LDS Audit

Mormonism and MLMs seem to have a lot of similarities. Austin shares his experience with LuLaRoe.

The MLM Playbook in Mormonism: Why High-Control Groups and Multi-Level Marketing Share More Than You'd Think

What do leggings, religious commitment, and financial recruitment have in common? More than most people realize. The structural and psychological similarities between multi-level marketing schemes and high-control religious organizations like The Church of Jesus Christ of Latter-day Saints have drawn increasing scholarly and anecdotal attention in recent years. According to accounts shared on the Mormon Stories Podcast, individuals who have escaped both MLM involvement and strict religious environments report remarkably parallel experiences: the same pressure tactics, the same promise of exclusive insider status, the same financial incentives wrapped in spiritual language.
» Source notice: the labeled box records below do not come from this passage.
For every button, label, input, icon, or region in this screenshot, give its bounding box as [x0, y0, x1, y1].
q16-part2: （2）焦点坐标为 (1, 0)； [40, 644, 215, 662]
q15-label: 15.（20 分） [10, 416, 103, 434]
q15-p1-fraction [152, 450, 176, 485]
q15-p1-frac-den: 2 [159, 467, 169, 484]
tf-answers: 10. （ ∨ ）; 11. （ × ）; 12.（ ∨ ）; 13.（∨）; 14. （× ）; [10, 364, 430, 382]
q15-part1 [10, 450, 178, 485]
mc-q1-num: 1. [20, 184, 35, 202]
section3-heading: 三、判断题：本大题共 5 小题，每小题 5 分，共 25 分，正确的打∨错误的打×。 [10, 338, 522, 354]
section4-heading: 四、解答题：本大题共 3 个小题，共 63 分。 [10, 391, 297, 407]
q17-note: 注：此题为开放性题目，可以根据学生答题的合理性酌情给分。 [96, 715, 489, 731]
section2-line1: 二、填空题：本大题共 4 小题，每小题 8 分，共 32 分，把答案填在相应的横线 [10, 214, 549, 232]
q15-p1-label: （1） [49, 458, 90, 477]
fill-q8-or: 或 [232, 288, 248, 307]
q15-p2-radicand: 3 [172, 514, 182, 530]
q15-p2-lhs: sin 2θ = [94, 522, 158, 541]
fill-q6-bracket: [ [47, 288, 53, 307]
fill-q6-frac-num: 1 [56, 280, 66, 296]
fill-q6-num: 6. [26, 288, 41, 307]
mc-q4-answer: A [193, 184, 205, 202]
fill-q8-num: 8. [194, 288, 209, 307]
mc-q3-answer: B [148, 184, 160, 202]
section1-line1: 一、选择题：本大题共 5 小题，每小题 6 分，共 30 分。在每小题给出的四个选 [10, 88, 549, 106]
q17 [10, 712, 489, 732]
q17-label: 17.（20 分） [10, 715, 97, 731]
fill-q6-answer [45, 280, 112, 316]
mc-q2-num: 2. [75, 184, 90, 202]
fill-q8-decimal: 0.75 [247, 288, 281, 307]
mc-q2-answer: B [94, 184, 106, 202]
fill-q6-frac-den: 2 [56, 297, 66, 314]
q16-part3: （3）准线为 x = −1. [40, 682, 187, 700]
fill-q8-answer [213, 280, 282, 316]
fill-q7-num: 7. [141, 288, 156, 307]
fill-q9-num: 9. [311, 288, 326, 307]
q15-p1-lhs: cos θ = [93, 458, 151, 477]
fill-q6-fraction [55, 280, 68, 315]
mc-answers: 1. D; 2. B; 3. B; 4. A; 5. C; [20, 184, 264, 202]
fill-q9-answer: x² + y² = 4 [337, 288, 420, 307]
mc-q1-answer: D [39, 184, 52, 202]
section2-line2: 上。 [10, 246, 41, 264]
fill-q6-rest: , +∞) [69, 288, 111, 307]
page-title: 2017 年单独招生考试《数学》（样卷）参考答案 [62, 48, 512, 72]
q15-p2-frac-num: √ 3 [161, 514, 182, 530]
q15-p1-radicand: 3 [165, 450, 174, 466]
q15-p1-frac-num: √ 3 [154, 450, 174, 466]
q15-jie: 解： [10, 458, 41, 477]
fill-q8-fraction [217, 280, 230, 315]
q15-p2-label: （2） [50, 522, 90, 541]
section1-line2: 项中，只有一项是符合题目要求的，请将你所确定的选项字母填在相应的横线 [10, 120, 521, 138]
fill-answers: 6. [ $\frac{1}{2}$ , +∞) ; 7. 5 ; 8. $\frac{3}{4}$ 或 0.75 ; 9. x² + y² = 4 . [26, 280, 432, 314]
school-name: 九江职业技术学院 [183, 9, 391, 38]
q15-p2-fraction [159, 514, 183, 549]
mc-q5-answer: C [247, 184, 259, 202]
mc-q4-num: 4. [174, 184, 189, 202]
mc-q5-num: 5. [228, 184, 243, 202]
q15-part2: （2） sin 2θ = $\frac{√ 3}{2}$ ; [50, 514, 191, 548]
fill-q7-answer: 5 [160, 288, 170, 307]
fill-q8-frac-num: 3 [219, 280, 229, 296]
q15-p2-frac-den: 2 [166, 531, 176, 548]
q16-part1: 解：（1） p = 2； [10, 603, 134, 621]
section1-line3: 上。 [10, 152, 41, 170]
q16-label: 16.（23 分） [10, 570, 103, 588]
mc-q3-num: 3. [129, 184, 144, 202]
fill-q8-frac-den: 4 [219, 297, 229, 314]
This comparison might seem inflammatory to some, and flattering to neither Mormonism nor MLMs. Yet understanding the mechanisms that make people vulnerable to both reveals something crucial about how recruitment and retention systems operate in modern American culture. Whether someone falls victim to a leggings-based pyramid scheme or dedicates their life savings to a religious institution, the underlying psychological architecture is often identical.
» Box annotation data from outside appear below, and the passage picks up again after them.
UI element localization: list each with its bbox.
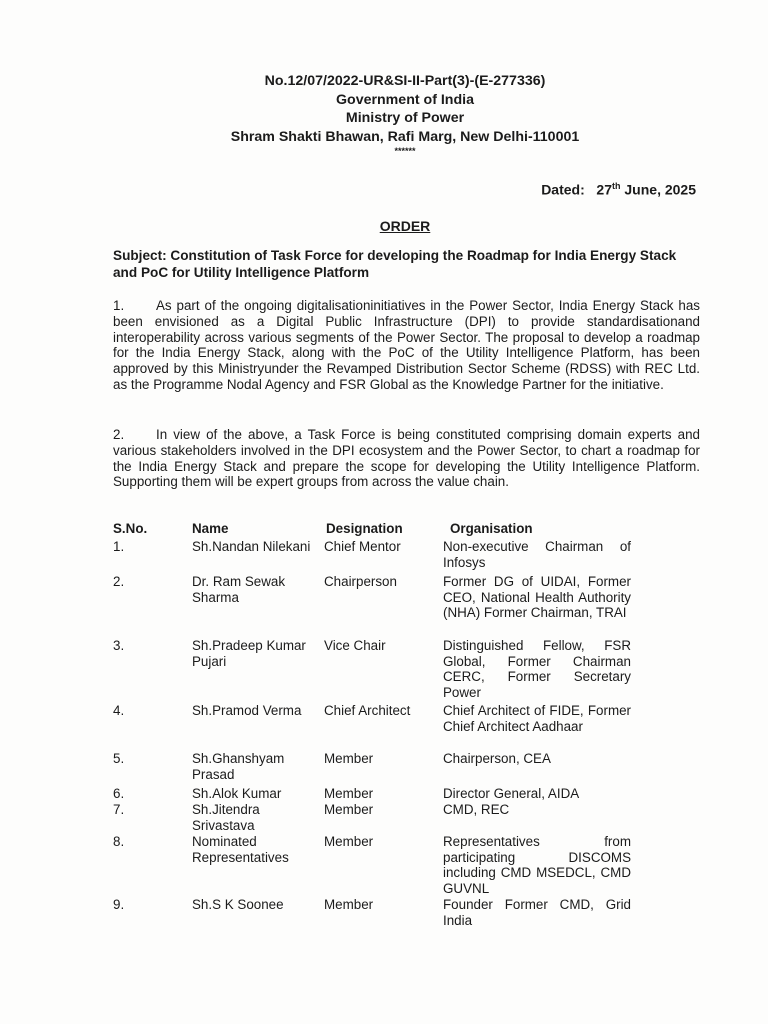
cell-sno: 3. <box>113 638 125 653</box>
cell-organisation: Director General, AIDA <box>443 786 580 801</box>
header-name: Name <box>192 521 229 536</box>
cell-sno: 7. <box>113 802 125 817</box>
cell-organisation: CMD, REC <box>443 802 510 817</box>
cell-organisation: Founder Former CMD, Grid India <box>443 897 631 928</box>
date-line <box>541 181 696 198</box>
cell-name: Nominated Representatives <box>192 834 289 865</box>
paragraph-number: 1. <box>113 298 125 313</box>
cell-designation: Member <box>324 802 374 817</box>
cell-sno: 4. <box>113 703 125 718</box>
cell-name: Sh.Pradeep Kumar Pujari <box>192 638 306 669</box>
cell-organisation: Chief Architect of FIDE, Former Chief Architect Aadhaar <box>443 703 631 734</box>
cell-name: Sh.S K Soonee <box>192 897 284 912</box>
cell-sno: 6. <box>113 786 125 801</box>
date-label: Dated: <box>541 181 585 198</box>
cell-designation: Vice Chair <box>324 638 386 653</box>
cell-designation: Member <box>324 786 374 801</box>
cell-name: Sh.Nandan Nilekani <box>192 539 311 554</box>
cell-name: Sh.Jitendra Srivastava <box>192 802 260 833</box>
cell-organisation: Non-executive Chairman of Infosys <box>443 539 631 570</box>
cell-sno: 9. <box>113 897 125 912</box>
cell-sno: 8. <box>113 834 125 849</box>
cell-name: Sh.Alok Kumar <box>192 786 282 801</box>
ministry-address: Shram Shakti Bhawan, Rafi Marg, New Delhi-110001 <box>230 128 580 145</box>
date-month-year: June, 2025 <box>624 181 696 198</box>
reference-number: No.12/07/2022-UR&SI-II-Part(3)-(E-277336) <box>264 73 546 89</box>
ministry-name: Ministry of Power <box>345 110 465 126</box>
cell-designation: Chairperson <box>324 574 397 589</box>
order-title: ORDER <box>379 218 431 234</box>
cell-sno: 5. <box>113 751 125 766</box>
paragraph-2 <box>113 427 700 490</box>
cell-name: Dr. Ram Sewak Sharma <box>192 574 286 605</box>
cell-organisation: Distinguished Fellow, FSR Global, Former Chairman CERC, Former Secretary Power <box>443 638 631 700</box>
date-suffix: th <box>612 181 621 191</box>
header-organisation: Organisation <box>450 521 533 536</box>
letter-header <box>0 72 768 156</box>
header-sno: S.No. <box>113 521 148 536</box>
cell-organisation: Representatives from participating DISCOMS including CMD MSEDCL, CMD GUVNL <box>443 834 631 896</box>
government-name: Government of India <box>336 91 474 108</box>
paragraph-text: In view of the above, a Task Force is being constituted comprising domain experts and various stakeholders involved in the DPI ecosystem and the Power Sector, to chart a roadmap for the India Energy Stack and prepare the scope for developing the Utility Intelligence Platform. Supporting them will be expert groups from across the value chain. <box>113 427 700 490</box>
cell-designation: Chief Architect <box>324 703 411 718</box>
cell-sno: 1. <box>113 539 125 554</box>
subject-line: Subject: Constitution of Task Force for developing the Roadmap for India Energy Stack and PoC for Utility Intelligence Platform <box>113 248 677 280</box>
cell-sno: 2. <box>113 574 125 589</box>
cell-designation: Member <box>324 897 374 912</box>
header-separator: ****** <box>394 146 416 156</box>
paragraph-number: 2. <box>113 427 125 442</box>
cell-designation: Member <box>324 751 374 766</box>
header-designation: Designation <box>326 521 403 536</box>
paragraph-1 <box>113 298 700 393</box>
cell-designation: Member <box>324 834 374 849</box>
paragraph-text: As part of the ongoing digitalisationinitiatives in the Power Sector, India Energy Stack has been envisioned as a Digital Public Infrastructure (DPI) to provide standardisationand interoperability across various segments of the Power Sector. The proposal to develop a roadmap for the India Energy Stack, along with the PoC of the Utility Intelligence Platform, has been approved by this Ministryunder the Revamped Distribution Sector Scheme (RDSS) with REC Ltd. as the Programme Nodal Agency and FSR Global as the Knowledge Partner for the initiative. <box>113 298 700 392</box>
cell-name: Sh.Ghanshyam Prasad <box>192 751 285 782</box>
cell-organisation: Chairperson, CEA <box>443 751 551 766</box>
date-day: 27 <box>596 181 612 198</box>
cell-organisation: Former DG of UIDAI, Former CEO, National Health Authority (NHA) Former Chairman, TRAI <box>443 574 631 620</box>
cell-designation: Chief Mentor <box>324 539 401 554</box>
cell-name: Sh.Pramod Verma <box>192 703 302 718</box>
Background: The Structural Similarities Between MLMs and Religious Groups

Multi-level marketing companies and authoritarian religious organizations operate on fundamentally similar business and psychological models, even if their end products differ dramatically.

In MLMs, recruits are promised financial independence and social prestige by recruiting others into their "downline." The real money flows not from selling products to outside consumers, but from recruitment itself. Meanwhile, new recruits are told they've joined an exclusive community of successful entrepreneurs, a chosen group destined for wealth if they work hard enough and recruit aggressively enough.